FelixKrueger/TrimGalore

support BGISEQ/DNBSEQ/MGISEQ?

Closed this issue · 9 comments

Hello, Do TrimGalore support auto filter adapter for BGISEQ/DNBSEQ/MGISEQ read yet? The adapter sequence is at OpenGene/fastp#259

Thanks~
Si

Would you be able to send me a small-ish test dataset (e.g. 100K reads) so I can take a look?

thanks~ I download SRR28167102 which is sequenced by DNBSEQ-G400 from NCBI SRA and the part of it is SRR28167102_part.DNBSEQ-G400.zip .

Hmm, I downloaded the entire dataset and added the following adapter sequences to the adapter file of FastQC:

AAGTCGGAGGCCAAGCGGTCTTAGGAAGACAA  MGI/BGI forward
AAGTCGGATCGTAGCCATGTCGTTCTGTGAGCCAAGGAGTTG   MGI/BGI reverse
AAGTCGGA    MGI/BGI universal
Screenshot 2024-10-16 at 13 43 17

It doesn't look like this is a good example of 'contamination' with the MGI/BGI adapter (the universal sequence is just about visible at the end but it also is only 8bp long...).

the result of fastqc is weird, beacuase I checked the r1 fq file by just zgrep the forward adapter got match as this:
image

Can you include a -c to count how many times it is found in total? Maybe it is just so low that it doesn't show up in a % plot?

Update:

I've just done this myself there are 162 instances of this adapter sequence, or 0.6% of total sequences, starting at different positions. This is indeed not something you would see very well accumulating in a FastQC plot...

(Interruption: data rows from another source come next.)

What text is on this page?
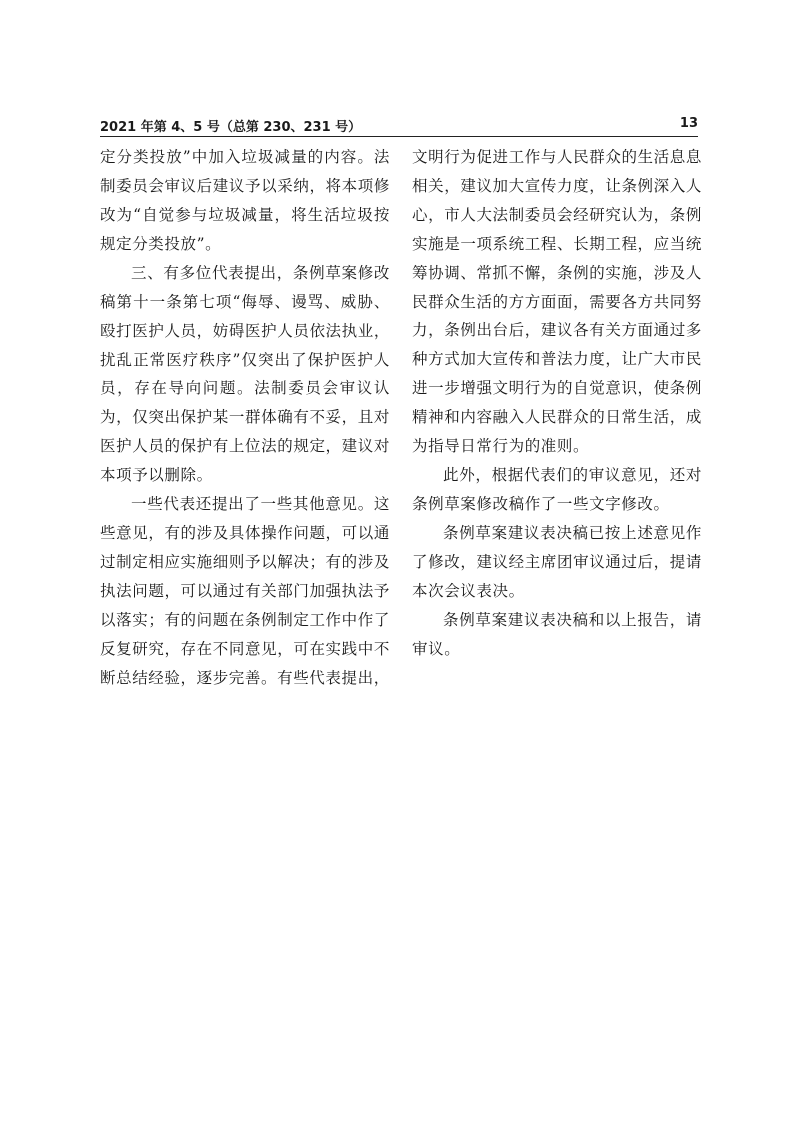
2021 年第 4、5 号（总第 230、231 号）	13

定分类投放”中加入垃圾减量的内容。法制委员会审议后建议予以采纳，将本项修改为“自觉参与垃圾减量，将生活垃圾按规定分类投放”。

三、有多位代表提出，条例草案修改稿第十一条第七项“侮辱、谩骂、威胁、殴打医护人员，妨碍医护人员依法执业，扰乱正常医疗秩序”仅突出了保护医护人员，存在导向问题。法制委员会审议认为，仅突出保护某一群体确有不妥，且对医护人员的保护有上位法的规定，建议对本项予以删除。

一些代表还提出了一些其他意见。这些意见，有的涉及具体操作问题，可以通过制定相应实施细则予以解决；有的涉及执法问题，可以通过有关部门加强执法予以落实；有的问题在条例制定工作中作了反复研究，存在不同意见，可在实践中不断总结经验，逐步完善。有些代表提出，

文明行为促进工作与人民群众的生活息息相关，建议加大宣传力度，让条例深入人心，市人大法制委员会经研究认为，条例实施是一项系统工程、长期工程，应当统筹协调、常抓不懈，条例的实施，涉及人民群众生活的方方面面，需要各方共同努力，条例出台后，建议各有关方面通过多种方式加大宣传和普法力度，让广大市民进一步增强文明行为的自觉意识，使条例精神和内容融入人民群众的日常生活，成为指导日常行为的准则。

此外，根据代表们的审议意见，还对条例草案修改稿作了一些文字修改。

条例草案建议表决稿已按上述意见作了修改，建议经主席团审议通过后，提请本次会议表决。

条例草案建议表决稿和以上报告，请审议。
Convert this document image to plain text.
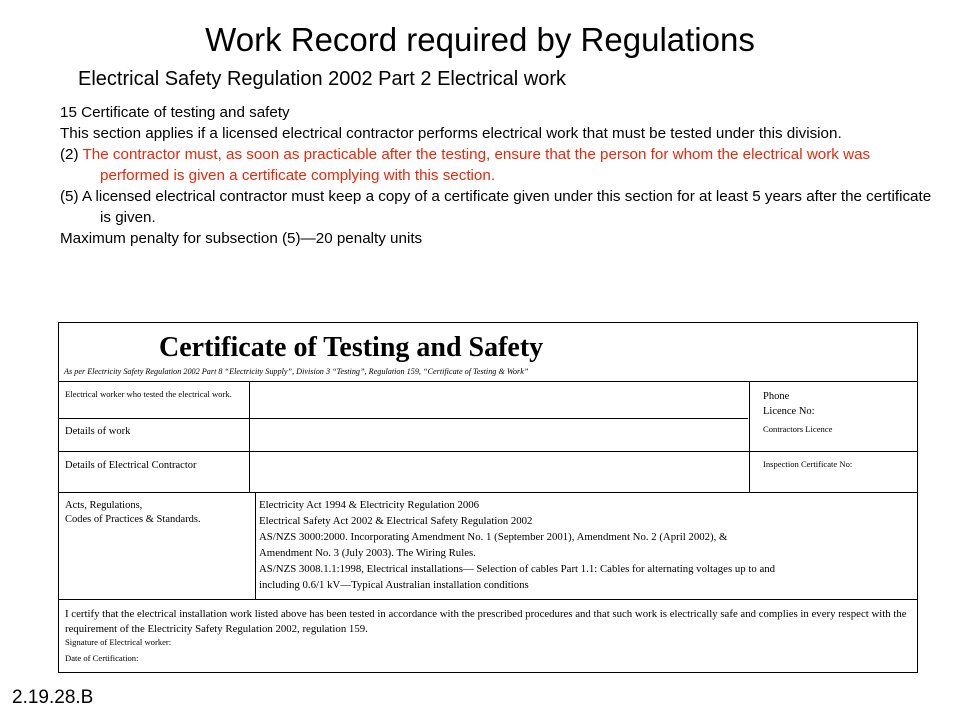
Work Record required by Regulations
Electrical Safety Regulation 2002 Part 2 Electrical work

15 Certificate of testing and safety

This section applies if a licensed electrical contractor performs electrical work that must be tested under this division.

(2) The contractor must, as soon as practicable after the testing, ensure that the person for whom the electrical work was performed is given a certificate complying with this section.

(5) A licensed electrical contractor must keep a copy of a certificate given under this section for at least 5 years after the certificate is given.

Maximum penalty for subsection (5)—20 penalty units

Certificate of Testing and Safety
As per Electricity Safety Regulation 2002 Part 8 “Electricity Supply”, Division 3 “Testing”, Regulation 159, “Certificate of Testing & Work”
Electrical worker who tested the electrical work.
Details of work
Details of Electrical Contractor
Phone
Licence No:
Contractors Licence
Inspection Certificate No:
Acts, Regulations,
Codes of Practices & Standards.
Electricity Act 1994 & Electricity Regulation 2006
Electrical Safety Act 2002 & Electrical Safety Regulation 2002
AS/NZS 3000:2000. Incorporating Amendment No. 1 (September 2001), Amendment No. 2 (April 2002), &
Amendment No. 3 (July 2003). The Wiring Rules.
AS/NZS 3008.1.1:1998, Electrical installations— Selection of cables Part 1.1: Cables for alternating voltages up to and
including 0.6/1 kV—Typical Australian installation conditions
I certify that the electrical installation work listed above has been tested in accordance with the prescribed procedures and that such work is electrically safe and complies in every respect with the requirement of the Electricity Safety Regulation 2002, regulation 159.
Signature of Electrical worker:
Date of Certification:
2.19.28.B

zgrep -c AAGTCGGAGGCCAAGCGGTCTTAGGAAGACAA SRR28167102.DNBSEQ-G400.r1.fq.gz                                                                                               
162

can you extract only the 162 pair of read to fq files to do fastqc, if fastqc result show100% adapter will be normal ~

that works:

zgrep -A 2 -B 1 AAGTCGGAGGCCAAGCGGTCTTAGGAAGACAA SRR28167102.DNBSEQ-G400.r1.fq.gz | grep -v "^-" > hits.fastq
Screenshot 2024-10-18 at 09 56 16

This is the plot for the Read 2 adapter (80 sequences):

Screenshot 2024-10-18 at 09 58 56

I suppose adding a flag --bgiseq wouldn't be too difficult. If this type of sequencing becomes more common, we could also add it to the auto-detection.

--bgiseq is ok for now.

The option --bgiseq is now available from the dev branch. Can you let me know if it works as expected for you? If yes, it will be part of the next release.